A tangled skein (2): the Storm, part 1

I was working in Milan before Christmas 1996, and my new pupil then was Michela. We met through Roberta, another pupil, and I had met Roberta through her cousin, yet another. It was like that then: one would recommend me to another, and she to another, and so on until my days were filled.

Michela was going to Canada that Christmas, in five weeks time, and she wanted to improve her English for the trip. Routine conversation work, I thought: shopping vocabulary for ladies who lunched and loved the cachet of a private English tutor, their own tall, blond, blue-eyed stranger... But I was wrong, Michela was not like that.

A block of ten lessons was arranged on the phone, two lessons a week, discount for cash in advance, and I turned up at the door of her condominio on a beautiful late autumn afternoon, with a hazy sun at my back and the clear Alps visible. "Ah, Signorina Michela," said the porter, ", terzo piano" and he rang up before me.

She came out to meet me, I remember, came out of her apartment and stood on the landing to see me as I walked up the stairs, and as I turned the last flight I looked up for the first time to see Michela broad and smiling, Michela tall and welcoming. It was a moment when nothing is said, when nothing needs to be said, for you both know that here is Change: that the daily stream has suddenly altered course, has sprung over a lip of rock and hangs, suspended for a moment in perfect clarity.

She was an artist, drawing for a well-known animation company. Her work was to sit at home and produce drafts of cartoon characters, for which she was paid not very much. She rented the flat with another woman, whom Michela did not get on with, although I met her only once and cannot confirm her awkward character.
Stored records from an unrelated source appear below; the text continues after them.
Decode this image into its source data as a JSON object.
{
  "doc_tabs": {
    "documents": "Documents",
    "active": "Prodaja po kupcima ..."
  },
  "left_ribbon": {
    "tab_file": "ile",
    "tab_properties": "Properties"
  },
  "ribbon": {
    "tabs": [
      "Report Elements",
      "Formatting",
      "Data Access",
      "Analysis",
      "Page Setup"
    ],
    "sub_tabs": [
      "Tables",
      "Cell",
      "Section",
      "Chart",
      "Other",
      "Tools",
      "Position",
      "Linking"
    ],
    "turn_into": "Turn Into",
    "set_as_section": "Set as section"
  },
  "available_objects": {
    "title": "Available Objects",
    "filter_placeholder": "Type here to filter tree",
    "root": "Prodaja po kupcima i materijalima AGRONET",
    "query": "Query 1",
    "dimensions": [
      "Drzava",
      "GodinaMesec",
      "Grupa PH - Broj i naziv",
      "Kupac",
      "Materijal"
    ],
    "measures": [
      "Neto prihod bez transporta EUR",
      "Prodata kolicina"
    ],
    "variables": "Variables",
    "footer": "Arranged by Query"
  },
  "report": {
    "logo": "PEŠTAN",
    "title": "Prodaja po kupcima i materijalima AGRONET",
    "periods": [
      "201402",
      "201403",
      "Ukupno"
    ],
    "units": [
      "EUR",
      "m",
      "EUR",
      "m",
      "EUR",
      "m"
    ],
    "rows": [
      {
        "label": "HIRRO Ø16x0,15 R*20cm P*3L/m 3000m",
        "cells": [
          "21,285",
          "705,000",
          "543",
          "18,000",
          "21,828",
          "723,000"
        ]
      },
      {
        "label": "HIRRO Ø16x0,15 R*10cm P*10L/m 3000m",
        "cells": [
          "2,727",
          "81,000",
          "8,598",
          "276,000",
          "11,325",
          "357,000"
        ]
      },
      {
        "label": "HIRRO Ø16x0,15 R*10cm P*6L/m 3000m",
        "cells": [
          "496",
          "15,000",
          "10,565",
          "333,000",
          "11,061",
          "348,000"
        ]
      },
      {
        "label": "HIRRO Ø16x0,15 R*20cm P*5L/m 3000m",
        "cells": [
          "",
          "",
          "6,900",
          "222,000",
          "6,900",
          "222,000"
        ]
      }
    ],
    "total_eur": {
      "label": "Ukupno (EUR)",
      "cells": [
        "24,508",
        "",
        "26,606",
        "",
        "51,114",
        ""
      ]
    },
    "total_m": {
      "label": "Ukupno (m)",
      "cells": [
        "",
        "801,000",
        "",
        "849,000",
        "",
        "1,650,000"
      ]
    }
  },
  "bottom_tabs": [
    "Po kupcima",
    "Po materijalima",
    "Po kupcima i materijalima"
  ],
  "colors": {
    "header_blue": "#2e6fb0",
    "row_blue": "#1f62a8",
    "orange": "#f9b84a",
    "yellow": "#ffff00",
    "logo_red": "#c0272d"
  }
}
This flat mate was to move out while Michela was in Canada, then two American girl students would move in for a few months and help to pay the bills.

Well, the lessons were had, though it did not take long before our minds were not entirely on the pluperfect tense; more on the quick eyemeets that intensified; on the brushing of hands where contact was each time broken just a little later; on the after-lesson conversations that became quickly more intimate. Each going to Michela's became more important, each leaving took longer, and there came a point when we looked at each other with a wonderful rightness, and smiled.